アメリカは対ロシア制裁について、セカンダリーサンクション(二次的制裁)を適用すると宣言しています。
セカンダリーサンクションとは、経済制裁を受けている国と取引する第三国の個人・企業・金融機関などに対する制裁のことで、もし中国がロシアに軍需装備品の支援を行ったら、セカンダリーサンクションで、中国企業が制裁をかけられる可能性が出てきます。
実際、3月8日、アメリカのレモンド商務長官は、ロシアに発動したハイテク輸出規制をめぐり、ロシアの制裁逃れを手助けした中国企業にも厳罰を適用すると明言しています。
レモンド商務長官は中国の半導体受託生産最大手「中芯国際集成電路製造(SMIC)」を名指しした上で、SMICが保有する米国製半導体をロシアへ横流しすれば、「SMICも米国製の製造装置やソフトウエアを使えないようにする」と語っています。
これは半導体関連製品ですけれども、軍需装備品の支援では、さらなるセカンダリーサンクション、それこそSWIFTからの人民元の排除だってないとはいえません。
5.両天秤の中国
3月13日のエントリー「ウクライナが呼び込む世界大戦の足音」で、ジャーナリストの鳴霞氏が、中国と北朝鮮がロシアを後方支援しており、中国はロシアに食糧援助していると明かしたことを紹介しましたけれども、当然ながら、ジャーナリストが分かる情報くらいアメリカも知っている筈です。
あるいは、サリバン補佐官は楊氏との会談でそのことも指摘したかもしれません。
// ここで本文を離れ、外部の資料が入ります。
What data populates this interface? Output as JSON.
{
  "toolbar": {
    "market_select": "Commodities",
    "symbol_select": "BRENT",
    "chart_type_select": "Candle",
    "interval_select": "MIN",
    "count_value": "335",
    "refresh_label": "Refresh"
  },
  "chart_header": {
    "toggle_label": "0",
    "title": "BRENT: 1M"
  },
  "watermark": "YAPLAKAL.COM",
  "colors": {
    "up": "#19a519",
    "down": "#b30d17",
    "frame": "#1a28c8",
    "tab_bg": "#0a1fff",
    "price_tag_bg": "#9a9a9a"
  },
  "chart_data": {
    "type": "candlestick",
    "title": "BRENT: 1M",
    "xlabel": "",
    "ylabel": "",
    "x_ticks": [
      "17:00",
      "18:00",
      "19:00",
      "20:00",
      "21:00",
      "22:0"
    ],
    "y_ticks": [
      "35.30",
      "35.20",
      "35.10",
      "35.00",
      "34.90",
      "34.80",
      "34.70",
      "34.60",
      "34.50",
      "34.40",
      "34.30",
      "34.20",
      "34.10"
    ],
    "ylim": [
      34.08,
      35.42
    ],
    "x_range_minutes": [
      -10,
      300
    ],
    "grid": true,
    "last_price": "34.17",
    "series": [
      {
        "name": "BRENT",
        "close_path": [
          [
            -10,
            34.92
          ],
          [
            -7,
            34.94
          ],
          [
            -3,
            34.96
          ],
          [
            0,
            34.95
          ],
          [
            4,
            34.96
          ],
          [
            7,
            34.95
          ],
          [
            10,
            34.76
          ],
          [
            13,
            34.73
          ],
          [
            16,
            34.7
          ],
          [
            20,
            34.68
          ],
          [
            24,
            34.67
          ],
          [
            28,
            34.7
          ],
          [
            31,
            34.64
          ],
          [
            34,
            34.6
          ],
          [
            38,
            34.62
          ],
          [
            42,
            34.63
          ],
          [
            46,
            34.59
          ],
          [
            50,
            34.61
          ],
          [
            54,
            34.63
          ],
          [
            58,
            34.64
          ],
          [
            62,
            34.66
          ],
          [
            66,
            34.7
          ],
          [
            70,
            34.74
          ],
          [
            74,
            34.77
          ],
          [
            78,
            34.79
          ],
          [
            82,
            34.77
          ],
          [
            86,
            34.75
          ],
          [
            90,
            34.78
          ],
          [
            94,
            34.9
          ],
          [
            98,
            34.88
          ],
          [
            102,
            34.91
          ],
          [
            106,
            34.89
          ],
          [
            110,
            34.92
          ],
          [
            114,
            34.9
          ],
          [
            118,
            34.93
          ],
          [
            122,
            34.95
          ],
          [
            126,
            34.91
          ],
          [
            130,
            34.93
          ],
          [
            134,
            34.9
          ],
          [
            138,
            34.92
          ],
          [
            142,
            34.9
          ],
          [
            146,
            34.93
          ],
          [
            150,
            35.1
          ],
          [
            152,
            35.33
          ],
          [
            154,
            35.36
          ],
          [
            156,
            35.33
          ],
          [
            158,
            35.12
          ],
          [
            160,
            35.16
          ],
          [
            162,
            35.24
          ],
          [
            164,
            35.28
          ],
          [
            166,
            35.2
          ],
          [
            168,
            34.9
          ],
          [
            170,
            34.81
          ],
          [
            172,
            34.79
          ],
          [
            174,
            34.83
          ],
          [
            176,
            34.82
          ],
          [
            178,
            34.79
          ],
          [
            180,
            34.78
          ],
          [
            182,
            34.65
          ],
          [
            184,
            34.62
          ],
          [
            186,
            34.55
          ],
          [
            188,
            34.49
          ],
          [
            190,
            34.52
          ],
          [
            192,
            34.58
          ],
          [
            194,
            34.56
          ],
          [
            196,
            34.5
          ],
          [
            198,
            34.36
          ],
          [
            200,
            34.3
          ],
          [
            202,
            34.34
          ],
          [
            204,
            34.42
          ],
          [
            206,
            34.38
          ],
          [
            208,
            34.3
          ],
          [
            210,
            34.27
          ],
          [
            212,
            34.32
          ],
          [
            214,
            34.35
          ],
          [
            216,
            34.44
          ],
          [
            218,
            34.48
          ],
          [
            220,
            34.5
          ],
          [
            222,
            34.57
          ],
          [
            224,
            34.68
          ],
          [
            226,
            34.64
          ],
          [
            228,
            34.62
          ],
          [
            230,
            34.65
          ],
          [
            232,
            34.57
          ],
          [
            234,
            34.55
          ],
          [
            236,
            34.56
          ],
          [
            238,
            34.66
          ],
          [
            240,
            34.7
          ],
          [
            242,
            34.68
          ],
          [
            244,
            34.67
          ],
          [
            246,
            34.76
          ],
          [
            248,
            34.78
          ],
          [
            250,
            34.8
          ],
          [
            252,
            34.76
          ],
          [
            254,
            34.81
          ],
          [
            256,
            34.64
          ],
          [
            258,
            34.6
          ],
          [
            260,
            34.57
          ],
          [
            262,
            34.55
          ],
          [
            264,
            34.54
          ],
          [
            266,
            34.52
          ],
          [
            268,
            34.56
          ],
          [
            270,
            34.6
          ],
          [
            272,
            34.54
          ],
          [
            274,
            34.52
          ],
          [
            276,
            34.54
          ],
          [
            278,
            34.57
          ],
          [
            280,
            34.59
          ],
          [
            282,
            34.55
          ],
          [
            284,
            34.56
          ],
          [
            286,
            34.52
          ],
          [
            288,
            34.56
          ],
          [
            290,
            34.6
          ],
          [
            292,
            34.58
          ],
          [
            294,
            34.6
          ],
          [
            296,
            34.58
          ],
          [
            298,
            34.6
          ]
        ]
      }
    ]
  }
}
けれども、中露を結ぶ列車をアメリカが臨検することは出来ないでしょうし、スパイ映画よろしく、食糧を入れた袋に銃火器を忍ばせていることだってあり得ます。
果たして、アメリカがどこまで掴んでいるか分かりませんけれども、NATOやアジアの同盟国に、中国がロシアに経済・軍事支援する意思があると伝えている以上、それなりに証拠を掴んでいる可能性はあります。
これについて、国際政治学者の三浦瑠麗氏は15日に出演したテレビ番組で「アメリカは今回ロシアに対してもそうですが、インテリジェンスとしてわかったことを早目に出してしまうことによって、相手にこれを否定できないという立場に追い込むということなんですけど、中国としてはやはり今回、NATO、日本、韓国が大規模なロシアへの制裁に踏み切って、NATO諸国が軍備の装備をウクライナに提供することに対してバランスをとろうとして、ロシア側に加担する見込みだと思う……ただ、全体として中国はロシアの大規模侵攻が長引いたり、制裁が長引くことは国益にはならないはず。ですから、本当は中国には生産的な役割を期待していたのですが、それは無理だということなので、我々としてはなんとかウクライナ側を優勢にもっていって停戦交渉するとしか、そういう選択肢しかないですよね」と述べています。
筆者が見る限り、中国は勝ち馬に乗るというか、ロシアと西側諸国と両天秤にかけて様子見をしているように見えるのですけれども、確かに長期になれば不利になってきます。
筆者としては、このカードを上手く使って、中国とロシアの分断にまで持っていければよいと思いますけれども、先に述べたインドなど、ロシアとの関係を続けようとする他国の扱いをどうしていくのかという問題もあります。
日本とて極東ロシアのガス開発事業「サハリン2」を抱えています。岸田政権にも難しい舵取りが要求されると思いますね。